Der Strom der Individuation

Besonders die Momente, die mit der Individuation zusammenhängen, datiert Steiner nur äußerst vorsichtig. So spricht er vom Zeitpunkt des Auftretens eines ersten Ich-Bewusstseins einmal im »3. und 4.« Lebensjahr, dann wieder in der Zeit »um das 3. Lebensjahr herum«. Der Zeitpunkt ist also in der Entwicklung der Kinder nicht festgelegt, sondern es ist eine interessante Aufgabe für die Erziehenden und Begleiter der Kinder, zu beobachten, wann genau der Zeitpunkt des ersten Ich-Sagens auftritt. Wann das Kind nicht mehr von sich in der dritten Person als Karla spricht, sondern bemerkt, dass es sich als ein Ich bezeichnen kann. Es ist dieser Zeitraum etwa im Übergang des ersten Drittels zum zweiten Drittel des ersten Jahrsiebts zu finden – im Alter von zwei bis drei Jahren.

Kann man von einem ähnlichen Entwicklungsschritt im Übergang zum dritten Drittel des ersten Jahrsiebts – also mit vier bis fünf Jahren – sprechen? Ich habe an meinen eigenen Söhnen einen Reifeschritt festgestellt, der es uns leicht machte, sie erst dann in den Kindergarten zu schicken. Das war bei dem ersten kurz vor seinem fünften Geburtstag, beim mittleren war es etwa mit 4 1/2 und beim jüngsten auch etwa um diese Zeit herum. Es war die Zeit, in der sie sich nach anderen Kindern umschauten, Kontakte suchten und auch mit diesen von sich aus spielen wollten.

Gehen wir ins zweite Jahrsiebt: In der Waldorfschule wird vom Rubikon gesprochen als dem Moment, in dem die Schulkinder auf kritische Distanz zu ihrer Familie gehen. Es tauchen dann Fragen auf wie: Seid Ihr euch sicher, dass Ihr meine Eltern seid, oder könnte ich auch vertauscht worden sein?

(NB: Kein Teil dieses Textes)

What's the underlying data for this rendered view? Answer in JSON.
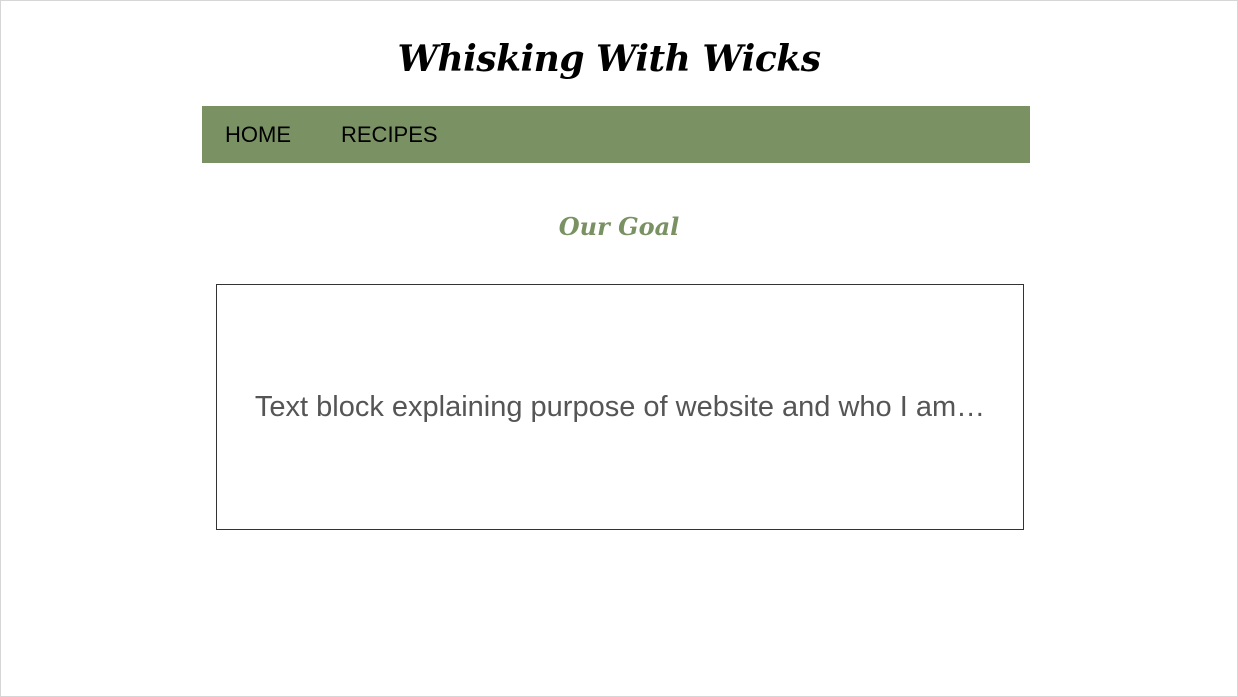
{
  "site": {
    "title": "Whisking With Wicks"
  },
  "nav": {
    "items": [
      {
        "label": "HOME"
      },
      {
        "label": "RECIPES"
      }
    ]
  },
  "main": {
    "heading": "Our Goal",
    "text_block": "Text block explaining purpose of website and who I am…"
  },
  "colors": {
    "accent_green": "#7a9263",
    "text_gray": "#555555",
    "border": "#333333"
  }
}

Folgende Aussagen macht Steiner zu dem Zeitraum: »Bei manchen Kindern ist der Zeitpunkt schon vor dem 9. Lebensjahr erreicht, bei manchen tritt er erst später ein, aber durchschnittlich ist das, was ich Ihnen heute zu erzählen habe, mit dem 9. Lebensjahr anfangend«. An anderer Stelle heißt es: »Er liegt für die meisten Kinder so zwischen dem 9. und 10. Jahr; es ist individuell, bei manchem Kind liegt es über das 10. Jahr hinaus.«

Auch in der zweiten Entwicklungsphase – verkürzt dem zweiten Jahrsiebt – kann man zwei solche Entwicklungsschübe beobachten. Neben dem Rubikon, für den man wieder – grob betrachtet – den Übergang vom ersten Drittel zum zweiten Drittel angeben kann, gibt es im Übergang zum dritten Drittel einen markanten Entwicklungsschritt, in dem die Kinder teilweise die ersten Schritte der körperlichen Reife gehen und innerlich die ersten Schritte in eigenem logischen Denken. Auch hier gilt: Der »Rubikon« ist weniger ein Zeitpunkt als ein Zeitraum, der sich vom Alter von sieben Jahren bis zehn Jahren erstrecken kann.

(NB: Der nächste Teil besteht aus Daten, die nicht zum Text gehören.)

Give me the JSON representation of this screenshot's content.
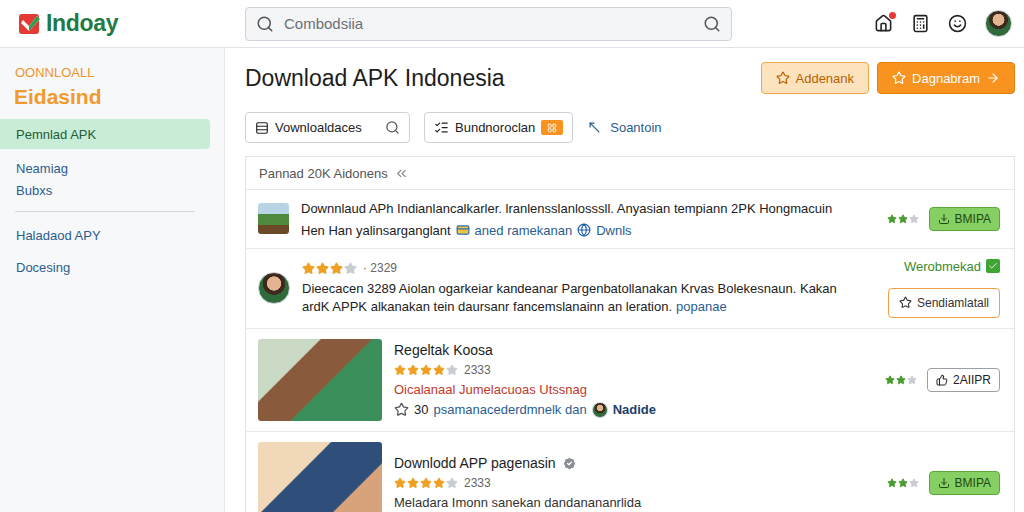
{
  "header": {
    "logo": "Indoay",
    "search_placeholder": "Combodsiia",
    "notifications": true
  },
  "sidebar": {
    "kicker": "OONNLOALL",
    "title": "Eidasind",
    "groups": [
      [
        {
          "label": "Pemnlad APK",
          "selected": true
        },
        {
          "label": "Neamiag",
          "selected": false
        },
        {
          "label": "Bubxs",
          "selected": false
        }
      ],
      [
        {
          "label": "Haladaod APY",
          "selected": false
        },
        {
          "label": "Docesing",
          "selected": false
        }
      ]
    ]
  },
  "page": {
    "title": "Download APK Indonesia",
    "buttons": [
      {
        "label": "Addenank",
        "kind": "light"
      },
      {
        "label": "Dagnabram",
        "kind": "solid"
      }
    ]
  },
  "filters": {
    "search": "Vownloaldaces",
    "dropdown": "Bundnoroclan",
    "link": "Soantoin"
  },
  "list": {
    "heading": "Pannad 20K Aidonens",
    "items": [
      {
        "kind": "brief",
        "text": "Downnlaud APh Indianlancalkarler. lranlensslanlosssll. Anyasian tempiann 2PK Hongmacuin",
        "meta": [
          "Hen Han yalinsarganglant",
          "aned ramekanan",
          "Dwnls"
        ],
        "side": {
          "kind": "rating",
          "stars": 2
        },
        "action": {
          "label": "BMIPA",
          "kind": "green"
        }
      },
      {
        "kind": "review",
        "stars": 3,
        "count": "· 2329",
        "lines": [
          "Dieecacen 3289 Aiolan ogarkeiar kandeanar Pargenbatollanakan Krvas Bolekesnaun. Kakan",
          "ardK APPK alkanakan tein daursanr fancemslanainn an leration."
        ],
        "link": "popanae",
        "side": {
          "kind": "badge",
          "label": "Werobmekad"
        },
        "action": {
          "label": "Sendiamlatall",
          "kind": "orange"
        }
      },
      {
        "kind": "media",
        "title": "Regeltak Koosa",
        "verified": false,
        "stars": 4,
        "count": "2333",
        "subtitle": "Oicalanaal Jumelacuoas Utssnag",
        "subtitle_color": "#c0392b",
        "meta": [
          "30",
          "psamanacederdmnelk dan",
          "Nadide"
        ],
        "side": {
          "kind": "rating",
          "stars": 2
        },
        "action": {
          "label": "2AIIPR",
          "kind": "outline"
        }
      },
      {
        "kind": "media",
        "title": "Downlodd APP pagenasin",
        "verified": true,
        "stars": 4,
        "count": "2333",
        "subtitle": "Meladara Imonn sanekan dandanananrlida",
        "subtitle_color": "#333333",
        "meta": [],
        "side": {
          "kind": "rating",
          "stars": 2
        },
        "action": {
          "label": "BMIPA",
          "kind": "green"
        }
      }
    ]
  }
}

Die Behauptung, Steiner postuliere in seiner Entwicklungslehre einen »starren Rhythmus von je sieben Jahren« ist eine Konstruktion. Denn zum einen sind die Zeitangaben eher Annäherungen als fixe Punkte, zum anderen wird der normale Gang der Entwicklung durch gegenläufige Einschläge der Individualisierung durchbrochen.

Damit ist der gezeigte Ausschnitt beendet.